Il entendait ses pas dans la poussière.


Il fit un pas en arrière. Un pas qui sonna lourd dans tout son crâne, comme le dernier bruit qu'il ferait. Sa propre voix, son propre cri fut noyé dans celui de la vieille dame qui l'engloba de toute sa grande taille, et c'est dans une douleur brève mais suffisante que sa nuque fut brisée, son visage tourné à cent-soixante degrés, et que son regard fixerait à jamais la porte ouverte de cet immeuble, tandis qu'en bas, les quatre autres chenapans avaient entendu le cri de leur camarade de classe, mais surtout celui de la vieille dame, et qu'ils partirent tous en courant, se prenant les pieds dans ceux des autres, se poussant, s'insultant, tandis qu'ils cherchaient à être les premiers à partir, à quitter cet endroit.

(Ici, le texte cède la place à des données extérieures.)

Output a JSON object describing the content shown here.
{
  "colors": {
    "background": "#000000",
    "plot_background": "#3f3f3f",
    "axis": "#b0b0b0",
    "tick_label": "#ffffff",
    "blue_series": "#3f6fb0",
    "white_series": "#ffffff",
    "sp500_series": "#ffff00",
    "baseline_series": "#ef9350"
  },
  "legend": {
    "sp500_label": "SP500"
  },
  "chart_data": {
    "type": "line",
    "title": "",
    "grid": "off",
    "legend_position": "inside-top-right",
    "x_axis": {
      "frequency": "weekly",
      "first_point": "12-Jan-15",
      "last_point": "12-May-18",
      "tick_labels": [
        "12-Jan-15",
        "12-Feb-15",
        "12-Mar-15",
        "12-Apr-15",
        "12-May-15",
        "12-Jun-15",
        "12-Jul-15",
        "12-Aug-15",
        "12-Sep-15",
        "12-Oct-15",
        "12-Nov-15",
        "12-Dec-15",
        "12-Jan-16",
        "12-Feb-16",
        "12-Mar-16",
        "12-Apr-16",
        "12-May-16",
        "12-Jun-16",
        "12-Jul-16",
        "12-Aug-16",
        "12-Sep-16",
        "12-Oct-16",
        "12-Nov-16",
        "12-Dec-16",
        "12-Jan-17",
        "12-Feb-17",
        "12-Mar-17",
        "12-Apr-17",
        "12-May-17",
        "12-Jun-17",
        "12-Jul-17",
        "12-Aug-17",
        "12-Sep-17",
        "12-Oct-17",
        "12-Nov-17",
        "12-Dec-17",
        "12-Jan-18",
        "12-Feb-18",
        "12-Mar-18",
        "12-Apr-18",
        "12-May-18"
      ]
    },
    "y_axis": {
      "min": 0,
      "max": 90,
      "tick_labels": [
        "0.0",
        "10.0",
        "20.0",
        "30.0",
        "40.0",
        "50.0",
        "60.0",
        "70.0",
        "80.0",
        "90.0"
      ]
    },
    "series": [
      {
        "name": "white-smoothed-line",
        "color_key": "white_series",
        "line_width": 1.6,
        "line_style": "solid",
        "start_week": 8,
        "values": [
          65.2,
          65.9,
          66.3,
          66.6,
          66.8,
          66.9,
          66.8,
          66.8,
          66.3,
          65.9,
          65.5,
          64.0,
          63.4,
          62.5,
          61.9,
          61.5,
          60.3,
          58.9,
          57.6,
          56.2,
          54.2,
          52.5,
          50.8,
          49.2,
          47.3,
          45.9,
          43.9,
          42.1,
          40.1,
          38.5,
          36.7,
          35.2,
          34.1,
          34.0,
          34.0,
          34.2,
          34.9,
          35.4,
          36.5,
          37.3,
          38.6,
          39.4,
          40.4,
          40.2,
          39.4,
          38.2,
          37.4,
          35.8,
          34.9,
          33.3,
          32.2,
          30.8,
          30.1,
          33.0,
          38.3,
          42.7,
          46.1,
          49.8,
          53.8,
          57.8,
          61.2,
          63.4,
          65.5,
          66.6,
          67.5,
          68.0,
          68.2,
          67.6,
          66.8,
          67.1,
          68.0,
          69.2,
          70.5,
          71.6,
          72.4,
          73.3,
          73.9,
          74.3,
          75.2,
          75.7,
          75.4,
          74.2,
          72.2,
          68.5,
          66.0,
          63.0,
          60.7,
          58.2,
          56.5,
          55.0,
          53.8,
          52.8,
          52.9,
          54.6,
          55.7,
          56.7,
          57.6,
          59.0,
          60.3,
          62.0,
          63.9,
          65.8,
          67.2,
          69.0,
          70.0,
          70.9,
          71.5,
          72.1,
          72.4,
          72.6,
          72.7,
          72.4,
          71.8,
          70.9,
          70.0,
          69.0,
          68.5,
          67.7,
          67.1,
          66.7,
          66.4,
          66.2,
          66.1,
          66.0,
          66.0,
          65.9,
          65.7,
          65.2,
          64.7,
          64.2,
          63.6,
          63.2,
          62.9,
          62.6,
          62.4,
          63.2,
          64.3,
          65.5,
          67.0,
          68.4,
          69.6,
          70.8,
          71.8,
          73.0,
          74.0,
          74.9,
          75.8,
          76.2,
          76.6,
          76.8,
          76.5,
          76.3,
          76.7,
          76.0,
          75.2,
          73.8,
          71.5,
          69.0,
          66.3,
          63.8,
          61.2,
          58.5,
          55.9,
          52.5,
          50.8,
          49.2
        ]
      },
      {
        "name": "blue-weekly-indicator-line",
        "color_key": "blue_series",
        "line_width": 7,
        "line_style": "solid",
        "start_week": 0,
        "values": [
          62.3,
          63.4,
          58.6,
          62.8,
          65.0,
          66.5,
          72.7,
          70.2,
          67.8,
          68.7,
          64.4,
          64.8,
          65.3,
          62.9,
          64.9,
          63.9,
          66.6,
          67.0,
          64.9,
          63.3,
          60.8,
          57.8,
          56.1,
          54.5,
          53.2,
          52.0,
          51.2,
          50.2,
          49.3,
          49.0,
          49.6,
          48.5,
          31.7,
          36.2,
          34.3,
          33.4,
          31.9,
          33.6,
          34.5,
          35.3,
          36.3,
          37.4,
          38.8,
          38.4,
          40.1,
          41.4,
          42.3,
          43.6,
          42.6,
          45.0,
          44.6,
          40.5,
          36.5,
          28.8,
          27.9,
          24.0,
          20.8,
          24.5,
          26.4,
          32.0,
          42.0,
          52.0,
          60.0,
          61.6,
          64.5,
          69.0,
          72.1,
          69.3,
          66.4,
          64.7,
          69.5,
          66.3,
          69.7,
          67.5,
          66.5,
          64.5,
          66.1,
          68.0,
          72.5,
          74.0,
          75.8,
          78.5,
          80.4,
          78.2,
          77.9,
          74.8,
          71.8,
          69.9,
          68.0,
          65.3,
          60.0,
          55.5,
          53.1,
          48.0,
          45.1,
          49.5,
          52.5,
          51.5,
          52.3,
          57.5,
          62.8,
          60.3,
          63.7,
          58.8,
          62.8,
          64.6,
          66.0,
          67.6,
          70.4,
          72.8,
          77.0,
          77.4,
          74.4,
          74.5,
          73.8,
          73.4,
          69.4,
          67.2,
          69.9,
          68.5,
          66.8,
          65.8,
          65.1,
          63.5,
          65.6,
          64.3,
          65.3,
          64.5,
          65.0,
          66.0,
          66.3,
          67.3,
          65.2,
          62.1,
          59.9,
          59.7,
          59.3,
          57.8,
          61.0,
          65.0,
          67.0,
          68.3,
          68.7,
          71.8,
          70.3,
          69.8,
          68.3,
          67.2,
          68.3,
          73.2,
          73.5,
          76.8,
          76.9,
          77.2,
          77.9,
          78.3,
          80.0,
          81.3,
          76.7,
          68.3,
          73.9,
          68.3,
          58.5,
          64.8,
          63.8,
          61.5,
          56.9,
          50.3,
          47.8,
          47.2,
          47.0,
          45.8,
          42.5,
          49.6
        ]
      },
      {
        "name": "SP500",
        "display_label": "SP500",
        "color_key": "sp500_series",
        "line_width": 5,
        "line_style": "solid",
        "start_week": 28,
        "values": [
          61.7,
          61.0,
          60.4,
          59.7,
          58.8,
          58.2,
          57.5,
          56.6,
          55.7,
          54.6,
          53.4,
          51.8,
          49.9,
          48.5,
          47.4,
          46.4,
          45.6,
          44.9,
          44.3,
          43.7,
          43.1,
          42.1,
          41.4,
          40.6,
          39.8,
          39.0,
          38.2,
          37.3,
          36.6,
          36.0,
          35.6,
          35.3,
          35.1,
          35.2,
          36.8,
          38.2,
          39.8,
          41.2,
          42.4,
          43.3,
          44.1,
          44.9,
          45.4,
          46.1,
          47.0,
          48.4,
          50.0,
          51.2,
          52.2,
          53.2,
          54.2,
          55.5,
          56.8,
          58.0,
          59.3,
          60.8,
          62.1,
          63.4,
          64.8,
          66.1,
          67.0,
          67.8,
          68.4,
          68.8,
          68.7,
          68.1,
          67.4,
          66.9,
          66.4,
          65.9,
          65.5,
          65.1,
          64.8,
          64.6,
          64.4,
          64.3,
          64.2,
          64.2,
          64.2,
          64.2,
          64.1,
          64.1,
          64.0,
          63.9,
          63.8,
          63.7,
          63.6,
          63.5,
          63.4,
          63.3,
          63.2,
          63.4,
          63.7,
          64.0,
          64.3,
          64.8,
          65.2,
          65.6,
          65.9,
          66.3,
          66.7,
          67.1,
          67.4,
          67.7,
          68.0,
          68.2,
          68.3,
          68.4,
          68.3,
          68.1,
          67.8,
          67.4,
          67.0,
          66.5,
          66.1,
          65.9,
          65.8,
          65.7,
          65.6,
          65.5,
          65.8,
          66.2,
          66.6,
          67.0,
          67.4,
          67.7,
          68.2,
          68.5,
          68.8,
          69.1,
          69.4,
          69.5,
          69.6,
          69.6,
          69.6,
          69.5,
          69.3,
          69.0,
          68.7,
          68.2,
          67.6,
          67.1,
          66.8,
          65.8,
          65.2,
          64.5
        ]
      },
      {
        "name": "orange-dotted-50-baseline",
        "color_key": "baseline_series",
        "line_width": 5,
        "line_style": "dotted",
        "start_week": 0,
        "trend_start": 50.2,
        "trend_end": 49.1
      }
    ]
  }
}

Le corps du jeune garçon fut retrouvé bien des semaines plus tard. Les quatre insolents jeunes hommes n'avaient pas osé parler, de peur qu'on ne les juge coupable de meurtres ; et bien qu'ils n'aient jamais été coupable de quoi que ce soit autre que leur profonde bêtise, leur absurdité mise à l'épreuve ; ils gardaient sur leur conscience, et garderait jusqu'à leur mort ; celle de leur camarade, tué non pas sous leur yeux, mais à cause d'eux, dans cet immeuble abandonné et marqué d'une croix de sang.
Jamais on ne mettait les pieds dans ce bâtiment, et jamais on ne les mettrait, car la tradition voulait que chaque famille inculque à la génération suivante les malheurs de cette histoire. De la légende s'ajouta ensuite une autre histoire, beaucoup plus propice à effrayer les enfants. Celle de la mort du petit écolier, qui était bien trop peureux pour dire non à ses copains, mais pas assez pour préserver sa vie. Une morale pourrait-elle jamais être tirée de cette histoire ? Surement pas. Du corps, il ne restait rien, mais des traces de pas de taille 36 pouvaient encore être décelées dans le noir environnant et la poussière tapissant du sol froid et craquant de l'étage n°7. Comme un petit poucet qui n'aurait jamais retrouvé le chemin inverse, celui-là était perdu à jamais dans la peur et l'insouciance d'une enfance trop courte.